Usually a local senior center, church, or agency on aging office serves as the base of operations. Free or low cost meals can be delivered to frail older persons. Each home delivered meal meets at minimum one-third of the daily nutrition requirements of the senior. All meals will be packed into disposable as well as re-heatable containers. Sometimes the food may be prepared as a hot meal, and if the distance is too great, it may be frozen. The food items might be delivered by paid staff, volunteers, or they can be picked up at the Senior Center by family or caring friends.
A similar service is known as Meals on Wheels. This program was created in order to alleviate both the loneliness and the food insecurity that is experienced by at-risk seniors trying to cope with a hardship or other problems. The Meals on Wheels Programs delivers to your door nutritionally balanced meals to eligible homebound people age 60 and older.

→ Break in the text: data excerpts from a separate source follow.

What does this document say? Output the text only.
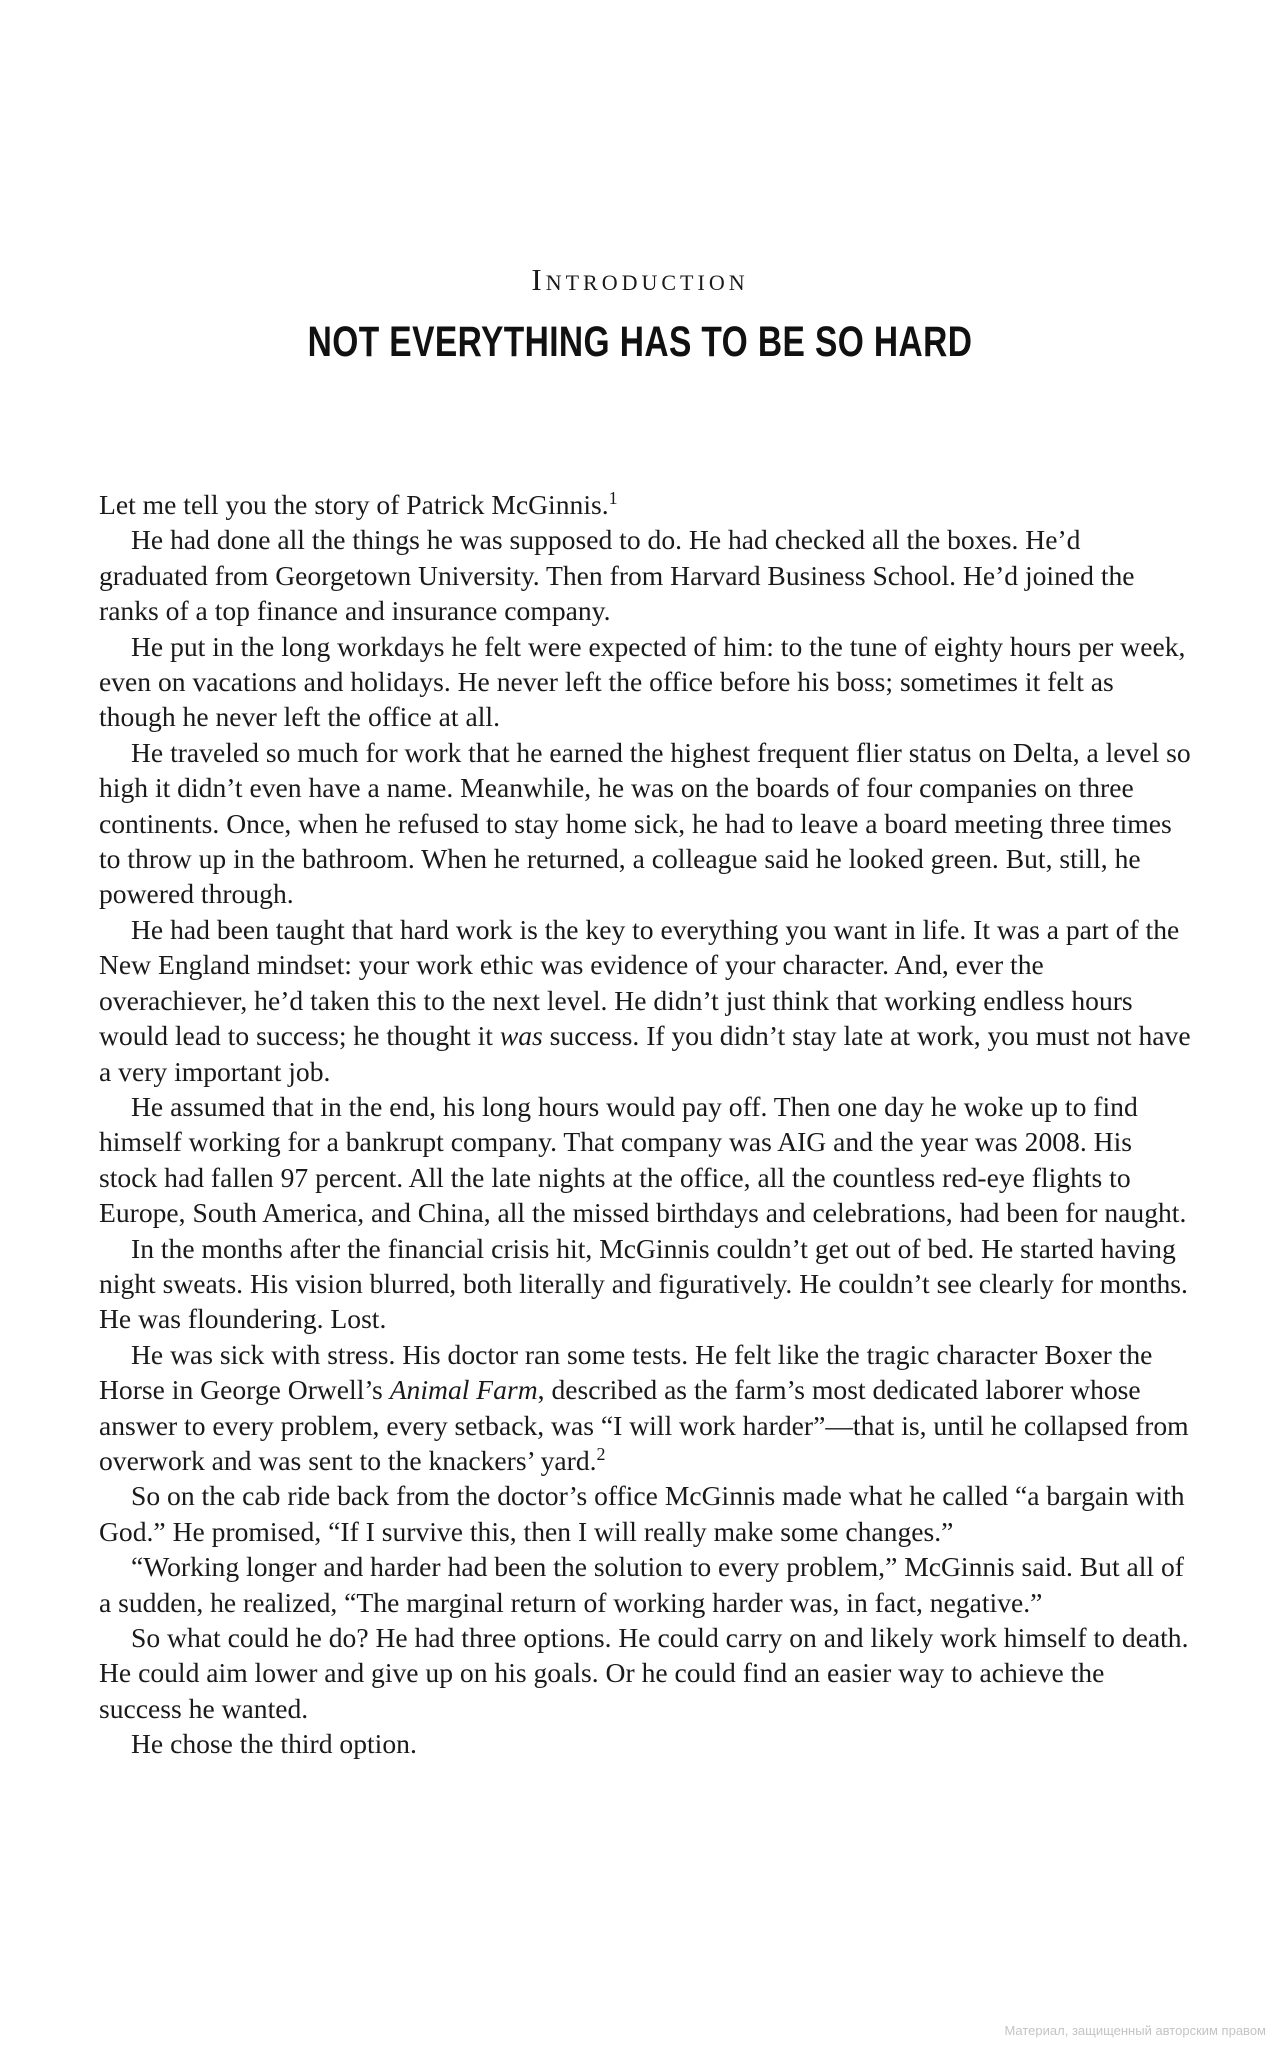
Introduction
NOT EVERYTHING HAS TO BE SO HARD

Let me tell you the story of Patrick McGinnis.$^1$

He had done all the things he was supposed to do. He had checked all the boxes. He’d graduated from Georgetown University. Then from Harvard Business School. He’d joined the ranks of a top finance and insurance company.

He put in the long workdays he felt were expected of him: to the tune of eighty hours per week, even on vacations and holidays. He never left the office before his boss; sometimes it felt as though he never left the office at all.

He traveled so much for work that he earned the highest frequent flier status on Delta, a level so high it didn’t even have a name. Meanwhile, he was on the boards of four companies on three continents. Once, when he refused to stay home sick, he had to leave a board meeting three times to throw up in the bathroom. When he returned, a colleague said he looked green. But, still, he powered through.

He had been taught that hard work is the key to everything you want in life. It was a part of the New England mindset: your work ethic was evidence of your character. And, ever the overachiever, he’d taken this to the next level. He didn’t just think that working endless hours would lead to success; he thought it was success. If you didn’t stay late at work, you must not have a very important job.

He assumed that in the end, his long hours would pay off. Then one day he woke up to find himself working for a bankrupt company. That company was AIG and the year was 2008. His stock had fallen 97 percent. All the late nights at the office, all the countless red-eye flights to Europe, South America, and China, all the missed birthdays and celebrations, had been for naught.

In the months after the financial crisis hit, McGinnis couldn’t get out of bed. He started having night sweats. His vision blurred, both literally and figuratively. He couldn’t see clearly for months. He was floundering. Lost.

He was sick with stress. His doctor ran some tests. He felt like the tragic character Boxer the Horse in George Orwell’s Animal Farm, described as the farm’s most dedicated laborer whose answer to every problem, every setback, was “I will work harder”—that is, until he collapsed from overwork and was sent to the knackers’ yard.$^2$

So on the cab ride back from the doctor’s office McGinnis made what he called “a bargain with God.” He promised, “If I survive this, then I will really make some changes.”

“Working longer and harder had been the solution to every problem,” McGinnis said. But all of a sudden, he realized, “The marginal return of working harder was, in fact, negative.”

So what could he do? He had three options. He could carry on and likely work himself to death. He could aim lower and give up on his goals. Or he could find an easier way to achieve the success he wanted.

He chose the third option.

Материал, защищенный авторским правом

Respite Care is a resource that provides short-term, temporary relief for caregivers of sick, frail, and otherwise homebound adults or individuals. What this program does is it offers help and support for caregivers who are responsible for taking care of an elderly person 24 hours a day. Everyone needs a break from time to time, and this Missouri Area on Aging Respite Care program can offer people a short term break from the stress associated with intensive care giving. Your local office will work with outside agencies that provide highly trained staff to watch over the homebound individual. This will allow the caregiver time to perform activities such as go to a doctor appointment, runs errands, or shop. The respite care workers provide only companionship and supervision to the senior, and they do not provide services such as assistance with personal care, administer medications, and they don’t lift or move the elderly adult.

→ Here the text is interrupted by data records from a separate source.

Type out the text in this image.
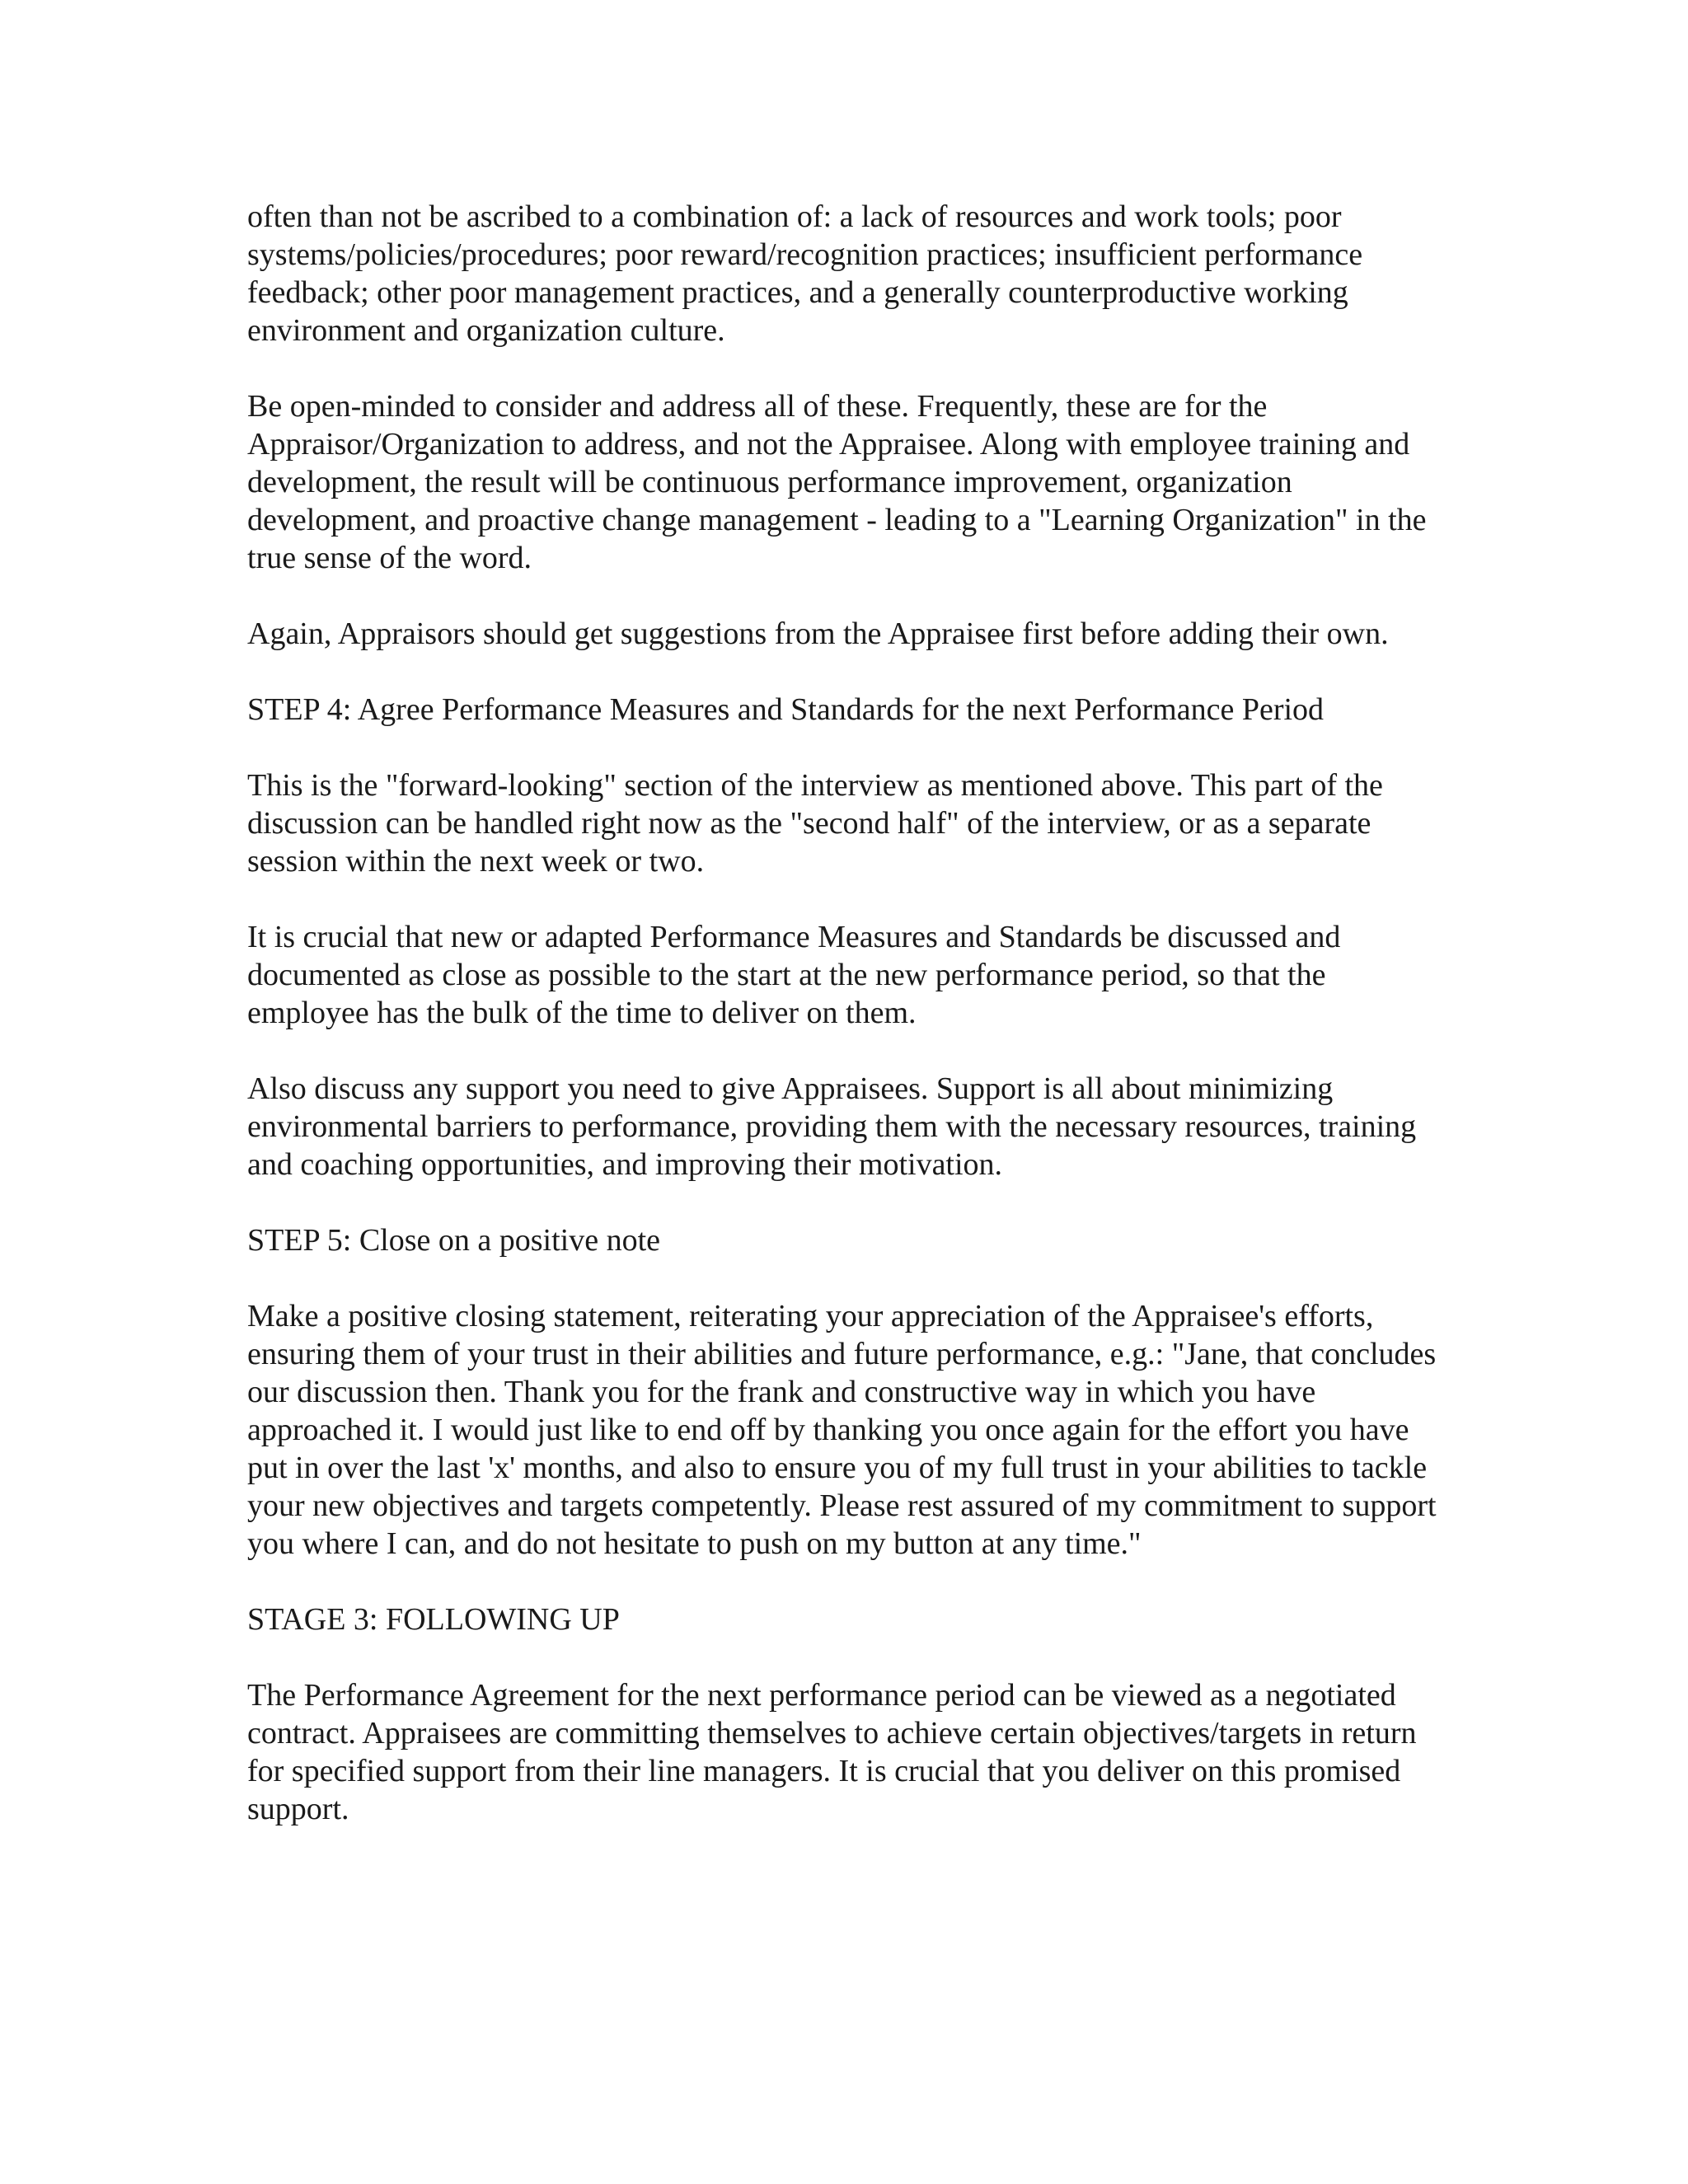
often than not be ascribed to a combination of: a lack of resources and work tools; poor systems/policies/procedures; poor reward/recognition practices; insufficient performance feedback; other poor management practices, and a generally counterproductive working environment and organization culture.

Be open-minded to consider and address all of these. Frequently, these are for the Appraisor/Organization to address, and not the Appraisee. Along with employee training and development, the result will be continuous performance improvement, organization development, and proactive change management - leading to a "Learning Organization" in the true sense of the word.

Again, Appraisors should get suggestions from the Appraisee first before adding their own.

STEP 4: Agree Performance Measures and Standards for the next Performance Period

This is the "forward-looking" section of the interview as mentioned above. This part of the discussion can be handled right now as the "second half" of the interview, or as a separate session within the next week or two.

It is crucial that new or adapted Performance Measures and Standards be discussed and documented as close as possible to the start at the new performance period, so that the employee has the bulk of the time to deliver on them.

Also discuss any support you need to give Appraisees. Support is all about minimizing environmental barriers to performance, providing them with the necessary resources, training and coaching opportunities, and improving their motivation.

STEP 5: Close on a positive note

Make a positive closing statement, reiterating your appreciation of the Appraisee's efforts, ensuring them of your trust in their abilities and future performance, e.g.: "Jane, that concludes our discussion then. Thank you for the frank and constructive way in which you have approached it. I would just like to end off by thanking you once again for the effort you have put in over the last 'x' months, and also to ensure you of my full trust in your abilities to tackle your new objectives and targets competently. Please rest assured of my commitment to support you where I can, and do not hesitate to push on my button at any time."

STAGE 3: FOLLOWING UP

The Performance Agreement for the next performance period can be viewed as a negotiated contract. Appraisees are committing themselves to achieve certain objectives/targets in return for specified support from their line managers. It is crucial that you deliver on this promised support.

Missouri seniors can receive free or low cost legal representation and assistance regarding such issues as consumer fraud, elder abuse, housing disputes, government retirement benefits, and guardianships. One of the services in high demand is legal advice and support in dealing with government benefits such as SSI, Social Security, Medicare, and billing issues. Your area agency on aging office partners with pro-bono attorneys or legal aid agencies to provide advice.
Missouri Senior Employment Training Program is paid for by the federal government under the Title V program. This program seeks to help low income older workers (anyone over the age of 55) either acquire or upgrade their current skills and return to the work force. Agency on aging offices help link older workers with businesses in the community that are willing to hire and train them. Most positions are part time, and can hopefully lead to full time opportunities. Residents must be 55 years of age or older, be actively looking for a job, and they need to meet certain low income guidelines to be eligible for this job training program.